額に手を当てる。眉間にしわが寄っていた。
「なら、決まりだな!キャンプまで行くでよ!
私の妻、ヤツィがいるけど、ヤツィは優しいからきっと大丈夫なのだ!」
妻が居るのか。
若いようだが、こういった部族ではそれが普通なのかもしれない。
ここで私は迷ってしまう。
若い夫婦の元に押しかけるジジイなどあまりにも厚かましすぎる存在ではないだろうか。
罪人とて、恥は知っているのだ。
「いや、しかし……悪いのではないかね?」
「ひ、一晩くらいならば大丈夫なのだ……きっと」
ひゅおう、と暖かい風が吹いた。
草と乾いた土、そして太陽の匂いがする。
「……わかった、すまない」
「うむ!行くでよ!」
こうして、成り行きで私は原住民の家に世話になることになった。
行く当てもないまま、その小さな手を取ったのは、温かさを求めたからだろう。
自業自得とは言え、すり減った人間性というのは浅ましいものだ。
■
半時間ほど歩く。

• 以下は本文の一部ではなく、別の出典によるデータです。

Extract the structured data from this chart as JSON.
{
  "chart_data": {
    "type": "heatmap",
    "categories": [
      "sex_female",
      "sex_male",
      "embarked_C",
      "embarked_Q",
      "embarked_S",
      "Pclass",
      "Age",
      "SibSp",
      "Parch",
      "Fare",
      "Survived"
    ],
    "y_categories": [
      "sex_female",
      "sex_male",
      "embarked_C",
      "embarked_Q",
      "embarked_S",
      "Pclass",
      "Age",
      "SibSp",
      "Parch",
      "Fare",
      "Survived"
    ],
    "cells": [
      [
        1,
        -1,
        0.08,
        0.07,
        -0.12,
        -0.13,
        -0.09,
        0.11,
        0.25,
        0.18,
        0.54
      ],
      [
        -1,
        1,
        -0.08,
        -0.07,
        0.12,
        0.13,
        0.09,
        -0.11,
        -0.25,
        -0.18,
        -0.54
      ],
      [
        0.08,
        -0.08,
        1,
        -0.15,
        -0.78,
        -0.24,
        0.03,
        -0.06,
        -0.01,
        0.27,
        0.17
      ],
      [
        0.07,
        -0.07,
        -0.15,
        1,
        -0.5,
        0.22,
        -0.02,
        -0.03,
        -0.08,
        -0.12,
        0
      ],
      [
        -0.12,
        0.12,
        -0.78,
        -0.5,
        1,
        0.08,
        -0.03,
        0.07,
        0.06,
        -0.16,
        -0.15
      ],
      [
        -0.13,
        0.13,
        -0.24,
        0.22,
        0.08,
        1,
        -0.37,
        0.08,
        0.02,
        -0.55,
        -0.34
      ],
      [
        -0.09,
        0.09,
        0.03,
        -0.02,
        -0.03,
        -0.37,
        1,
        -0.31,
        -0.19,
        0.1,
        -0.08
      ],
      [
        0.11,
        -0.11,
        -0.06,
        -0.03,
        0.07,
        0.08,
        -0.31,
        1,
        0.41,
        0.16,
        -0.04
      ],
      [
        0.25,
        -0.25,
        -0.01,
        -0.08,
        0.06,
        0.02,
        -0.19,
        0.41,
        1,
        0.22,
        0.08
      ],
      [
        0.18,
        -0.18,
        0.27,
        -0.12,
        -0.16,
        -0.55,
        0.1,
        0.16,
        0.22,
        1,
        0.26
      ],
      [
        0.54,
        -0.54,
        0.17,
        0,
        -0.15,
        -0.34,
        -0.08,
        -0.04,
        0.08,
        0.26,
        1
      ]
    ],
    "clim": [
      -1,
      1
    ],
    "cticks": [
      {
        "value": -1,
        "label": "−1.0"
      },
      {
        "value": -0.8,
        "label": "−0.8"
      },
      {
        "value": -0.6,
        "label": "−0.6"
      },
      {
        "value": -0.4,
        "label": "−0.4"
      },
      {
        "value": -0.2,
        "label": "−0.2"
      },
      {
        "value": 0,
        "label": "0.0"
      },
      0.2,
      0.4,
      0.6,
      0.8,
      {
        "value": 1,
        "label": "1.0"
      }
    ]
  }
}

もうすぐ彼のキャンプらしい。
だが、ここまで無言を貫くわけにもいかず、私とオッタルはある程度の情報を交換し合っていた。
「なるほどー、コートマンはずっと墓守をしてて、
つい昨日首になって、うっかり川に落ちてここにいたのだな」
「ああ、そんなところだ。どこをどうしてここに来たのかもわからないがね。
ヤハガムという地名を知っているかね?今どうなっているのか少し気になるのだよ」
つい昨日というのは体感時間で、川に落ちたというのもウソだ。
墓守をして、その使命まで失ったのは本当だがね。
「んんー、どっかで聞いたことあるのだ……
ひょっとしたら村の語り部か、開拓民の学者さんに聞けばわかるかもでよ……」
昼下がりの太陽はじりじりと我々を照らし、優しい風がぽつりぽつりと生える木々を揺らしていた。
横を流れる川は涼しげに水音をたて、澄み切っている。
あの廃都ヤハガムの濁ったどぶ川とは大違いだ。
「……そうか。街があるのかね?」
「んー、三日も歩けばあるのだ。良かったらそこまで送るでよ?」
「いや、道さえ教えてくれれば良い。そこに行ってみようと思う」
「そっかー……」
少しの沈黙、足音。そして空高く鳥が鳴いた。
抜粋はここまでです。